A obra de revitalização da avenida Orosimbo Maia em Campinas, que envolve a macrodrenagem do córrego Serafim, depende de estudos a serem feitos pela CPFL, responsável pelas torres de transmissão ao longo da via. O motivo, segundo o prefeito Jonas Donizette, é que as 16 estruturas precisam ser removidas para a execução do projeto. A conclusão do levantamento para uma alternativa, no entanto, deve demorar dois anos.

Parte dos recursos da obra viria de uma emenda parlamentar aprovada em Brasília no fim de 2012 e que deve destinar 140 milhões de reais para a canalização dos córregos do Serafim e do Jardim Santa Lúcia. Com isso, a intenção da Prefeitura é remodelar a Orosimbo Maia a exemplo do que foi feito na avenida José de Souza Campos, a Norte-sul, e atrair para a área novos investimentos e empreendimentos imobiliários.

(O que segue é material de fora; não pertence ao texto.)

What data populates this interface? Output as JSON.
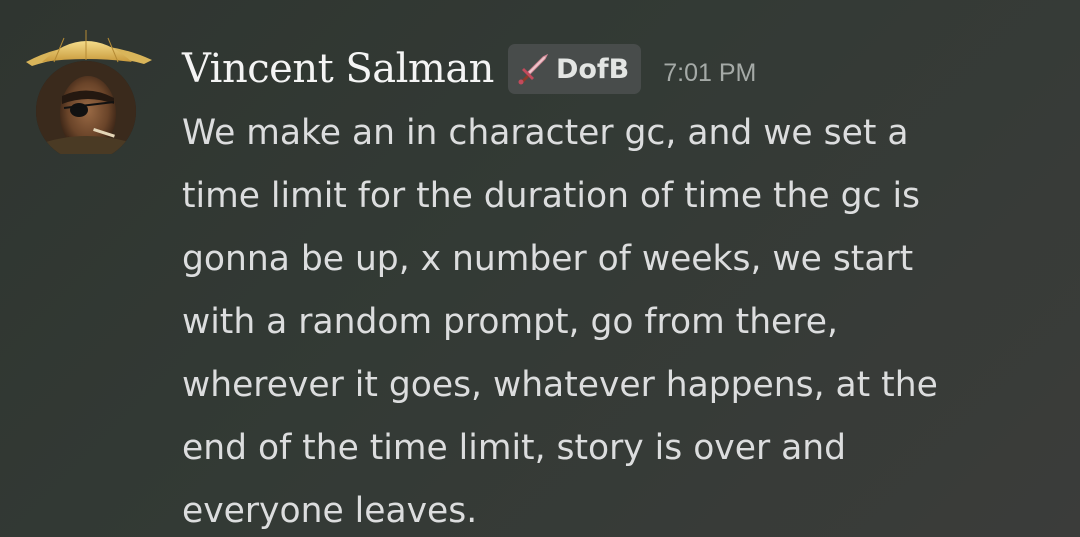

Além disso, a execução do projeto também evitaria que enchentes fossem registradas na via, ocorrências comuns em época de chuva. Em outubro de 2007, durante um temporal, um casal de universitários morreu após ter o carro arrastado pela água que chegou a atingir um metro de altura. Procurada sobre a possibilidade da remoção das torres de transmissão, a CPFL Energia não havia se manifestado sobre o assunto até o fechamento desta reportagem.